You need not be alarmed. You could go to a doctor entirely on your own behalf if you liked. You can go and say to him the things you have been saying to me, and you may ask him why, and he will perhaps tell you the cause.” “That’s what David says. That’s what David says I should do but I don’t think — I don’t think he understands. I’d have to tell a doctor that I — I might have tried to do things…” “What makes you think you have?” “Because I don’t always remember what I’ve done — or where I’ve been. I lose an hour of time — two hours — and I can’t remember. I was in a corridor once — a corridor outside a door, her door. I’d something in my hand — I don’t know how I got it. She came walking along towards me — But when she got near me, her face changed. It wasn’t her at all.
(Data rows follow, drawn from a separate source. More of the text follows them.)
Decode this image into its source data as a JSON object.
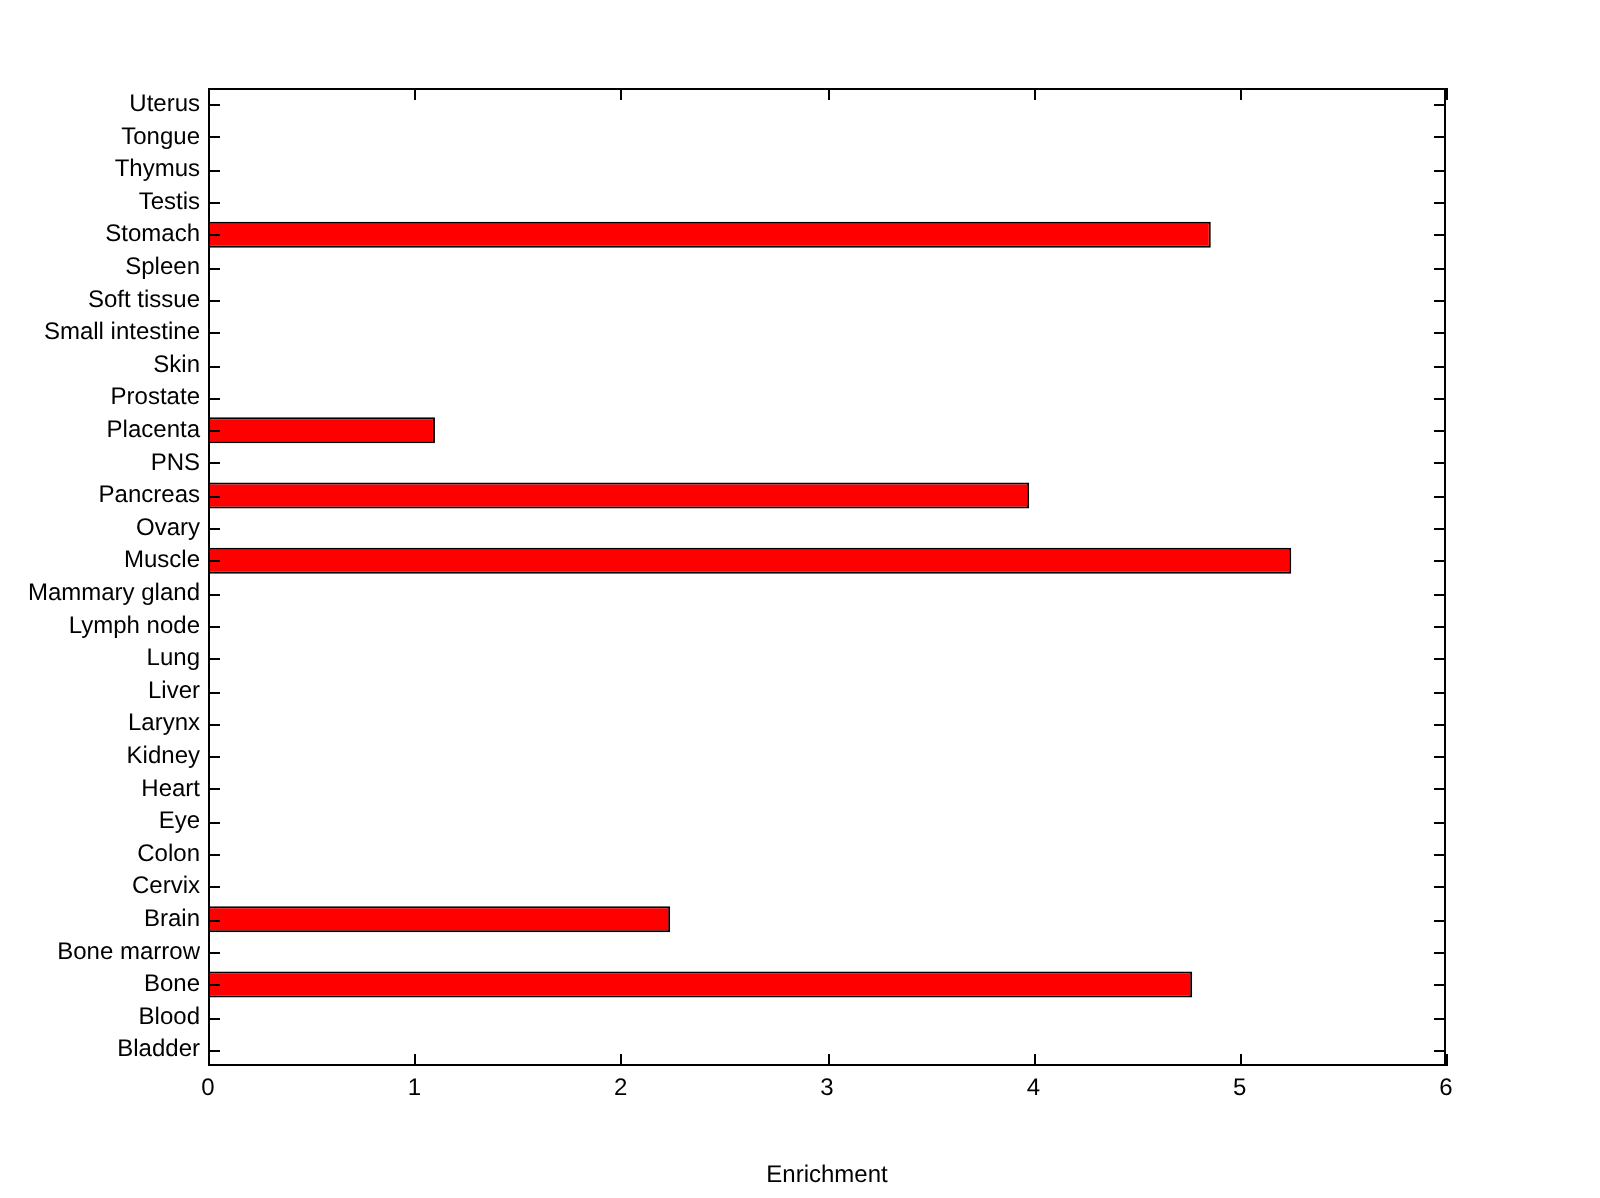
{
  "chart_data": {
    "type": "bar",
    "orientation": "horizontal",
    "xlabel": "Enrichment",
    "categories": [
      "Uterus",
      "Tongue",
      "Thymus",
      "Testis",
      "Stomach",
      "Spleen",
      "Soft tissue",
      "Small intestine",
      "Skin",
      "Prostate",
      "Placenta",
      "PNS",
      "Pancreas",
      "Ovary",
      "Muscle",
      "Mammary gland",
      "Lymph node",
      "Lung",
      "Liver",
      "Larynx",
      "Kidney",
      "Heart",
      "Eye",
      "Colon",
      "Cervix",
      "Brain",
      "Bone marrow",
      "Bone",
      "Blood",
      "Bladder"
    ],
    "values": [
      0,
      0,
      0,
      0,
      4.86,
      0,
      0,
      0,
      0,
      0,
      1.1,
      0,
      3.98,
      0,
      5.25,
      0,
      0,
      0,
      0,
      0,
      0,
      0,
      0,
      0,
      0,
      2.24,
      0,
      4.77,
      0,
      0
    ],
    "color": "#ff0000",
    "xlim": [
      0,
      6
    ],
    "xticks": [
      0,
      1,
      2,
      3,
      4,
      5,
      6
    ],
    "grid": false,
    "legend": false
  }
}
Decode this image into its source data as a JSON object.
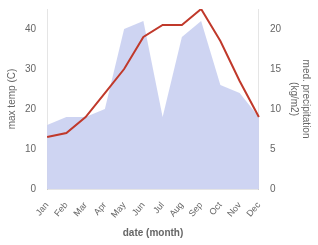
{
  "chart_data": {
    "type": "line",
    "categories": [
      "Jan",
      "Feb",
      "Mar",
      "Apr",
      "May",
      "Jun",
      "Jul",
      "Aug",
      "Sep",
      "Oct",
      "Nov",
      "Dec"
    ],
    "xlabel": "date (month)",
    "ylabel": "max temp (C)",
    "y2label": "med. precipitation\n(kg/m2)",
    "series": [
      {
        "type": "line",
        "color": "#c0392b",
        "values": [
          13,
          14,
          18,
          24,
          30,
          38,
          41,
          41,
          45,
          37,
          27,
          18
        ]
      },
      {
        "type": "area",
        "axis": "y2",
        "color": "#c5cdf0",
        "values": [
          8,
          9,
          9,
          10,
          20,
          21,
          9,
          19,
          21,
          13,
          12,
          9
        ]
      }
    ],
    "ylim": [
      0,
      45
    ],
    "yticks": [
      0,
      10,
      20,
      30,
      40
    ],
    "y2lim": [
      0,
      22.5
    ],
    "y2ticks": [
      0,
      5,
      10,
      15,
      20
    ],
    "grid": false
  }
}
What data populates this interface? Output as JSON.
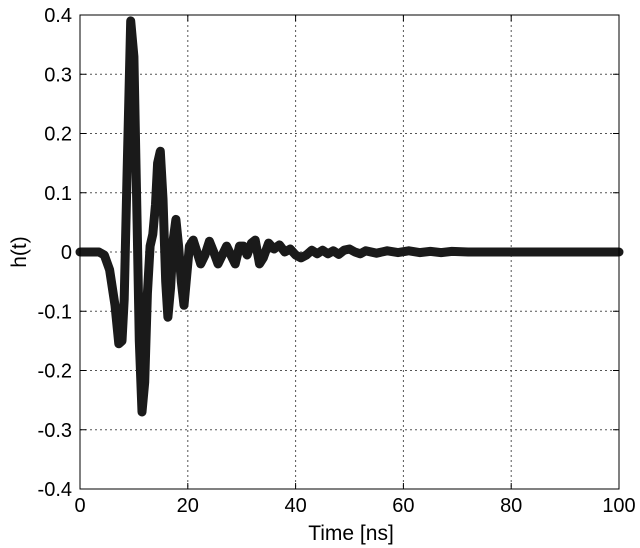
{
  "chart_data": {
    "type": "line",
    "title": "",
    "xlabel": "Time [ns]",
    "ylabel": "h(t)",
    "xlim": [
      0,
      100
    ],
    "ylim": [
      -0.4,
      0.4
    ],
    "xticks": [
      "0",
      "20",
      "40",
      "60",
      "80",
      "100"
    ],
    "yticks": [
      "0.4",
      "0.3",
      "0.2",
      "0.1",
      "0",
      "-0.1",
      "-0.2",
      "-0.3",
      "-0.4"
    ],
    "grid": true,
    "legend": "none",
    "series": [
      {
        "color": "#1a1a1a",
        "x": [
          0,
          3.5,
          4.5,
          5.5,
          6.5,
          7.2,
          7.8,
          8.2,
          8.7,
          9.4,
          10,
          10.6,
          11,
          11.5,
          12,
          12.5,
          13,
          13.5,
          14,
          14.4,
          14.9,
          15.4,
          15.9,
          16.3,
          16.8,
          17.3,
          17.8,
          18.3,
          18.8,
          19.3,
          19.8,
          20.3,
          21,
          21.7,
          22.4,
          23.2,
          24,
          24.8,
          25.6,
          26.4,
          27.2,
          28,
          28.8,
          29.6,
          30.3,
          31,
          31.8,
          32.5,
          33.3,
          34,
          35,
          36,
          37,
          38,
          39,
          40,
          41,
          42,
          43,
          44,
          45,
          46,
          47,
          48,
          49,
          50,
          51,
          52,
          53,
          55,
          57,
          59,
          61,
          63,
          65,
          67,
          69,
          72,
          75,
          78,
          82,
          86,
          90,
          95,
          100
        ],
        "y": [
          0,
          0,
          -0.005,
          -0.03,
          -0.09,
          -0.155,
          -0.15,
          -0.08,
          0.12,
          0.39,
          0.33,
          0.05,
          -0.15,
          -0.27,
          -0.22,
          -0.07,
          0.01,
          0.03,
          0.08,
          0.15,
          0.17,
          0.09,
          -0.05,
          -0.11,
          -0.06,
          0.02,
          0.055,
          0.01,
          -0.05,
          -0.09,
          -0.04,
          0.01,
          0.02,
          0.0,
          -0.02,
          -0.005,
          0.018,
          0.0,
          -0.02,
          -0.005,
          0.01,
          -0.005,
          -0.02,
          0.01,
          0.01,
          -0.005,
          0.015,
          0.02,
          -0.02,
          -0.01,
          0.015,
          0.005,
          0.012,
          0.0,
          0.005,
          -0.005,
          -0.01,
          -0.005,
          0.003,
          -0.003,
          0.003,
          -0.003,
          0.002,
          -0.004,
          0.003,
          0.005,
          0.0,
          -0.003,
          0.002,
          -0.002,
          0.002,
          -0.001,
          0.002,
          -0.001,
          0.001,
          -0.001,
          0.001,
          0.0,
          0.0,
          0.0,
          0.0,
          0.0,
          0.0,
          0.0,
          0.0
        ]
      }
    ]
  }
}
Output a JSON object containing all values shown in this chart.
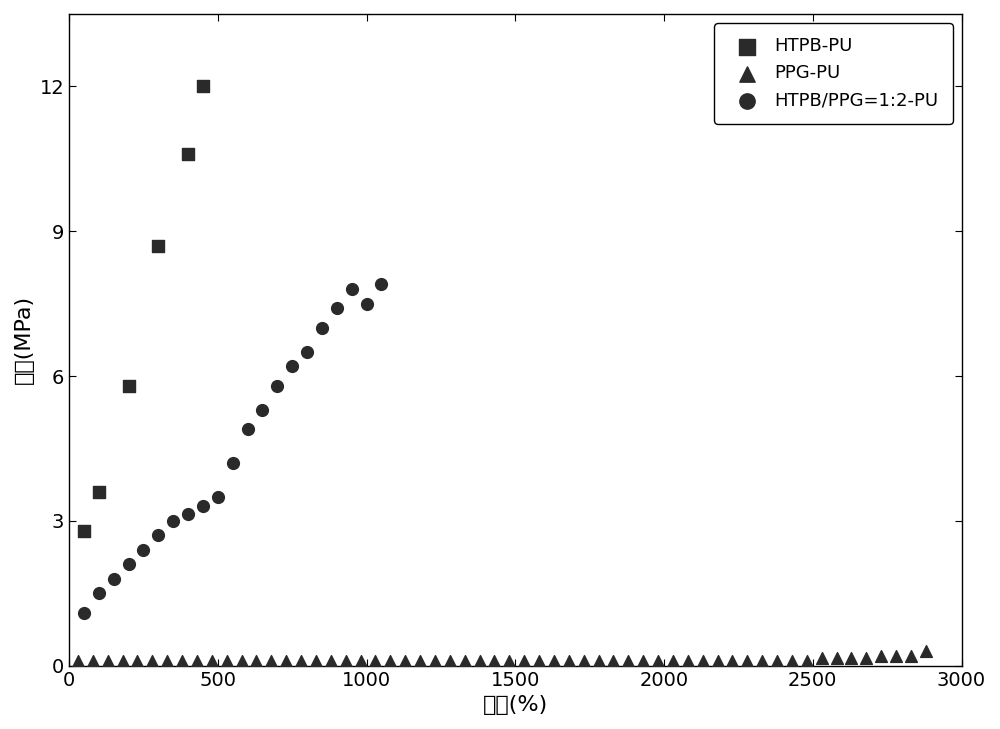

She’d changed into somebody else.” “You are remembering, perhaps, a nightmare. There people do change into somebody else.” “It wasn’t a nightmare. I picked up the revolver — It was lying there at my feet —” “In a corridor?” “No, in the courtyard. She came and took it away from me.” “Who did?” “Claudia. She took me upstairs and gave me some bitter stuff to drink.” “Where was your stepmother then?” “She was there, too— No, she wasn’t.

She was at Crosshedges. Or in hospital.

That’s where they found out she was being poisoned — and that it was me.” “It need not have been you — It could have been someone else.” “Who else could it have been?” “Perhaps — her husband.” “Father? Why on earth should Father want to poison Mary. He’s devoted to her.

He’s silly about her!” “There are others in the house, are there not?” “Old Uncle Roderick? Nonsense!” “One does not know,” said Poirot, “he might be mentally afflicted. He might think it was his duty to poison a woman who might be a beautiful spy. Something like that.” “That would be very interesting,” said Norma, momentarily diverted, and speaking in a perfectly natural manner. “Uncle Roderick was mixed up a good deal with spies and things in the last war. Who else is there? Sonia? I suppose she might be a beautiful spy, but she’s not quite my idea of one.” “No, and there does not seem very much reason why she should wish to poison your stepmother. I suppose there might be servants, gardeners?” “No, they just come in for the day.